In Alabama v. Smith, 490 U.S. 794, (1989), the defendant received a higher sentence after trial than he received following a guilty plea which was subsequently vacated.
The court noted that, following trial, the judge had more sentencing information available than following the guilty plea.
The judge was also able to observe the defendant's demeanor during trial.
The Smith court then determined that there was no presumption of vindictiveness and that because the defendant had failed to demonstrate actual vindictiveness, the sentence was proper. Id. at 799-800.
The Court determined that the presumption of vindictiveness was absent when a trial court imposes a greater penalty after trial than it would have after a guilty plea.
"In the course of the proof at trial the judge may gather a fuller appreciation of the nature and extent of the crimes charged.
The defendant's conduct during trial may give the judge insights into his moral character and suitability for rehabilitation." Id. at 801.
Further, a guilty plea may justify leniency, a justification absent if the case proceeds to trial. Id. at 802.

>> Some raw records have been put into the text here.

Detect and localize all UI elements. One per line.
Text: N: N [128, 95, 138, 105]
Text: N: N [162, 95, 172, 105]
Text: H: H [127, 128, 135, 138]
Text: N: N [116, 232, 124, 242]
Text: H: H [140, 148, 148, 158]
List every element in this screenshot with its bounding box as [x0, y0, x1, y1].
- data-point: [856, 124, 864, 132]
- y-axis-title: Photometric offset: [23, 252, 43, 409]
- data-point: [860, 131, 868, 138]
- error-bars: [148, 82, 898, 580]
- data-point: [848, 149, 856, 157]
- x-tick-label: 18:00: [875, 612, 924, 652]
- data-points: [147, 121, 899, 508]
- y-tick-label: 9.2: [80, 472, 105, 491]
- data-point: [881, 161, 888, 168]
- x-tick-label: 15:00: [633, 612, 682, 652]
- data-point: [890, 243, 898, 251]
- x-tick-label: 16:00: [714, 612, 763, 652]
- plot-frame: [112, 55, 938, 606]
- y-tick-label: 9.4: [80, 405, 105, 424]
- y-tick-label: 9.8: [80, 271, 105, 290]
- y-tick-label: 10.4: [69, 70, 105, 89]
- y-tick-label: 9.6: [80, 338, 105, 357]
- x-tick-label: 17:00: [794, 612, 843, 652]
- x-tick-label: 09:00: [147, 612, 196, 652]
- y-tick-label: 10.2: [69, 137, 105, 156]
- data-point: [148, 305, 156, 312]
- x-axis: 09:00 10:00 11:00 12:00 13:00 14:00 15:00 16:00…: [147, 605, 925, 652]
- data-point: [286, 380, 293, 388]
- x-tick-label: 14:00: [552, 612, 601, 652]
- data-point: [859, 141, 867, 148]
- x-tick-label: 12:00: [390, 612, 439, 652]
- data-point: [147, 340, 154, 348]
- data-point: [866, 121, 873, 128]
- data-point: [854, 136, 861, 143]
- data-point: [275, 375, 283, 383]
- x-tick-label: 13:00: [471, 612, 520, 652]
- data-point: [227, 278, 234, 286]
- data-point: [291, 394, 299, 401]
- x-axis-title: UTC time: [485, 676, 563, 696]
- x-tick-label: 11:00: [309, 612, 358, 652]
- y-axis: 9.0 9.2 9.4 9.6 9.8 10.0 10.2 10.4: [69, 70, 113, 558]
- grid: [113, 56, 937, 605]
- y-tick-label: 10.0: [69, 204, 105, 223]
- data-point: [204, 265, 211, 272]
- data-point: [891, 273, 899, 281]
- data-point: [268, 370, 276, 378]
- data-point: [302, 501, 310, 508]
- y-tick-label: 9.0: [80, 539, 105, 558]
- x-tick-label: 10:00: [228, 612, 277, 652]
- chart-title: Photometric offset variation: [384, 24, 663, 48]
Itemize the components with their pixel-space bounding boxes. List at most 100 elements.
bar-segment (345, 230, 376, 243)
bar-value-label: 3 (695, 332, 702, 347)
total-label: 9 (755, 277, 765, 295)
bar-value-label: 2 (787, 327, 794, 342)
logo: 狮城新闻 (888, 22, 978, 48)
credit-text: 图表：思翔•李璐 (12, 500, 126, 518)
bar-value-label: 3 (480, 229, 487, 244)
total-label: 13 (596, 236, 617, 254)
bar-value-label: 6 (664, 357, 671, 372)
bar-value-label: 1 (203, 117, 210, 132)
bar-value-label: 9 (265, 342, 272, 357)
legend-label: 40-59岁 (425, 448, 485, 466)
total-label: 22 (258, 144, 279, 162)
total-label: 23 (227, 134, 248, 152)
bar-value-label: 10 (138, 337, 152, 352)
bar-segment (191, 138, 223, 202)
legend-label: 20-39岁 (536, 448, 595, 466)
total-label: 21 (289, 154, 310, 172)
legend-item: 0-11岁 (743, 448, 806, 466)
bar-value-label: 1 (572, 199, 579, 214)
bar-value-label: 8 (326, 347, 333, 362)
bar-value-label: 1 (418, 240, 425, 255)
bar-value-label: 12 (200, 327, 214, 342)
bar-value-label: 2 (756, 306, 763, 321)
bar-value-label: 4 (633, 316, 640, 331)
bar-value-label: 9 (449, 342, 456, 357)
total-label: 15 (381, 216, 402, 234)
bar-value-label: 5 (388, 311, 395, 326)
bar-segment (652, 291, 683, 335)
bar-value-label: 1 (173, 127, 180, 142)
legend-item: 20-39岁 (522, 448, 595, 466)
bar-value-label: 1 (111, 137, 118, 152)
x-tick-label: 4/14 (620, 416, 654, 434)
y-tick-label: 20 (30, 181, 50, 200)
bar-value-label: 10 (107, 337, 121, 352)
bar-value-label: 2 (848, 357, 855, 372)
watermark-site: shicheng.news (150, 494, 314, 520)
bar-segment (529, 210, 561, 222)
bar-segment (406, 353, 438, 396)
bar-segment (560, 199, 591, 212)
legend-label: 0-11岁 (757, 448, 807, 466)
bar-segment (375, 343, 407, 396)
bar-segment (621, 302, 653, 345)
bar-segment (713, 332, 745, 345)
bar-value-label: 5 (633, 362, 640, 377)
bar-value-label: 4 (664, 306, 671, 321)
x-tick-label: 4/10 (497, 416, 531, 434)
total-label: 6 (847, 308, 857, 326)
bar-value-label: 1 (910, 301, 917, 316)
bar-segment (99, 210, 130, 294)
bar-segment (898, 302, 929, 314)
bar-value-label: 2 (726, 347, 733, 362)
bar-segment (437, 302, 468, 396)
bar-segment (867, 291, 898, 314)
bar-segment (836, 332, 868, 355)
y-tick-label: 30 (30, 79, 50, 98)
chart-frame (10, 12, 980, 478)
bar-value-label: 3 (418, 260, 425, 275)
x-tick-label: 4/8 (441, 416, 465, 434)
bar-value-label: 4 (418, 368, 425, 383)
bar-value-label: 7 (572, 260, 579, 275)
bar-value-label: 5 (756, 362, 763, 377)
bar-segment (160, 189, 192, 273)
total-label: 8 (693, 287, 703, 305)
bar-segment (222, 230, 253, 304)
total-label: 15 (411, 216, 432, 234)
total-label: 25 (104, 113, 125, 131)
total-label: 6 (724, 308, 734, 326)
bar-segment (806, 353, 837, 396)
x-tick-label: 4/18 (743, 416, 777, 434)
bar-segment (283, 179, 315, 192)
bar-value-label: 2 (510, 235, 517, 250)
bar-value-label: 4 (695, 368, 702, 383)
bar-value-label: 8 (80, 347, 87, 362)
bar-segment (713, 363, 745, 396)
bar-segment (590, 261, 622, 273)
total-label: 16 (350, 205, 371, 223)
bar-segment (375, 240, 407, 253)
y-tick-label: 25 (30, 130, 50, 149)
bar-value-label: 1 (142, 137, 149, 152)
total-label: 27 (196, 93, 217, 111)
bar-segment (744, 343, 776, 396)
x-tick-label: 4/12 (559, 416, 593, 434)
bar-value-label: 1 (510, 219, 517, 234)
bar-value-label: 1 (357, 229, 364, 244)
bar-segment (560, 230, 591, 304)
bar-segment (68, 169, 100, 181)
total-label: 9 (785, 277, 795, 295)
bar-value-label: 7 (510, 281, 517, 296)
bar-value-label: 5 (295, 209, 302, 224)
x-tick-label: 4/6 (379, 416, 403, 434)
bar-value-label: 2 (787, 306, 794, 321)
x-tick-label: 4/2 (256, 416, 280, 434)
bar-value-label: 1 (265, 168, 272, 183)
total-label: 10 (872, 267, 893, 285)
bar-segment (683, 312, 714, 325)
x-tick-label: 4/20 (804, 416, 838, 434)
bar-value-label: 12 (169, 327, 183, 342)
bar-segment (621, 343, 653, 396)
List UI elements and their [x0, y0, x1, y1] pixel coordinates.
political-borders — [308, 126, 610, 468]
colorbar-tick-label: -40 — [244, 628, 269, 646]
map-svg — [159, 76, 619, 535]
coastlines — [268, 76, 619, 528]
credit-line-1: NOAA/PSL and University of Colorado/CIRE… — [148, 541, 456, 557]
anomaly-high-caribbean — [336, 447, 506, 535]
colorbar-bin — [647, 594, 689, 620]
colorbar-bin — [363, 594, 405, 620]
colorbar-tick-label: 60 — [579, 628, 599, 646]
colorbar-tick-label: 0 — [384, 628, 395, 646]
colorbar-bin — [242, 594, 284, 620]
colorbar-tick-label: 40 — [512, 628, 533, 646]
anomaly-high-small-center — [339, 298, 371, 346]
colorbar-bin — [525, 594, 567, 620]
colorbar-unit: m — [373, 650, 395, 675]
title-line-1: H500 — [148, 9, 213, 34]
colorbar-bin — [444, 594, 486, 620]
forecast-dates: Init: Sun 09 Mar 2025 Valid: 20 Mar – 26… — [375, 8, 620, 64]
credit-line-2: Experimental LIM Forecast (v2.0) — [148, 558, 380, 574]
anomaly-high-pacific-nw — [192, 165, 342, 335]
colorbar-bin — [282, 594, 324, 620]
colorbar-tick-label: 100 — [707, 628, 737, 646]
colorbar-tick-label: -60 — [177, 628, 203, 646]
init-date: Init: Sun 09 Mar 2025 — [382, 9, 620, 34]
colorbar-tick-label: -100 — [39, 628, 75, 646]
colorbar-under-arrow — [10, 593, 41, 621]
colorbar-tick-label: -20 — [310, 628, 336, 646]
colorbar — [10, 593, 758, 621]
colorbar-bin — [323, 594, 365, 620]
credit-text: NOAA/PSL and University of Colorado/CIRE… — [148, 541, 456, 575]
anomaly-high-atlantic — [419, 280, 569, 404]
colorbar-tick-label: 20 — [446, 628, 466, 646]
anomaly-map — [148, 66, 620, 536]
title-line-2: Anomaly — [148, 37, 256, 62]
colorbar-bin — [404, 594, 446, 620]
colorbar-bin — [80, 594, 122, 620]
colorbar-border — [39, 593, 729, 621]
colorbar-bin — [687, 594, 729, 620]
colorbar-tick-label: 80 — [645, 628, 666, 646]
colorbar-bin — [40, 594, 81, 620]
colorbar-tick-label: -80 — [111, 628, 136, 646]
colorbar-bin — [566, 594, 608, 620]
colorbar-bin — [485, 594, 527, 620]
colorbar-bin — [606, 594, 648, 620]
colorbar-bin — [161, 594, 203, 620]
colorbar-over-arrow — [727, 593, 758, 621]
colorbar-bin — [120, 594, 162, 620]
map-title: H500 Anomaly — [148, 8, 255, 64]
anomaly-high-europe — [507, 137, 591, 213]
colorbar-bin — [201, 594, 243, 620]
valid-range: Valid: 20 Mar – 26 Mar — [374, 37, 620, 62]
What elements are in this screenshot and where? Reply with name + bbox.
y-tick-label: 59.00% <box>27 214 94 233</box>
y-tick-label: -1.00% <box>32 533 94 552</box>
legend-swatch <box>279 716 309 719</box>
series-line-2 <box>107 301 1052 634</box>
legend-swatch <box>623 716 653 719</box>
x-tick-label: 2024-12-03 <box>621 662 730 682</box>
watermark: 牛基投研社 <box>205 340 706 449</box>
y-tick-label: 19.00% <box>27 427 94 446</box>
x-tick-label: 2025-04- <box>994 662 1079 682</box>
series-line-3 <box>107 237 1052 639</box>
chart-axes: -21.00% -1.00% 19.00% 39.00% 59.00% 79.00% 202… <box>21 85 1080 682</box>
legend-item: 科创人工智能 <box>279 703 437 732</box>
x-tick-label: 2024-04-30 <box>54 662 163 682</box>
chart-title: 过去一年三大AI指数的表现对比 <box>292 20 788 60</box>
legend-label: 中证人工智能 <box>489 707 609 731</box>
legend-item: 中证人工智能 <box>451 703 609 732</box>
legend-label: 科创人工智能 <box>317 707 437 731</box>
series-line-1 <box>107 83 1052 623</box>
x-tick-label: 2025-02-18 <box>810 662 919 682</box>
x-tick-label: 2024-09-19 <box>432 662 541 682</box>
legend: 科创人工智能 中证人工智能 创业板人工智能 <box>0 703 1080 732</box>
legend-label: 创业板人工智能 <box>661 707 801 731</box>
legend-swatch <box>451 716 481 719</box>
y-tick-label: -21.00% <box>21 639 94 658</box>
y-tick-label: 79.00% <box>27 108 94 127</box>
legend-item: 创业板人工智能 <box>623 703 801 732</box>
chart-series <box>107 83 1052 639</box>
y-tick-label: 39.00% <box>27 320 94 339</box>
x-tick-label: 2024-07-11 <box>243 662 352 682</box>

The Court emphasized that the Pearce "presumption of vindictiveness" does not apply in every case where a defendant receives a higher sentence following a retrial. Id. at 799.
The Court reasoned that the presumption should not apply because a judge who presides at trial likely will gain additional information about the nature of the crime and the defendant's character and other factors relevant to sentencing that were not known when the judge imposed sentence following a guilty plea. Id. at 801-03.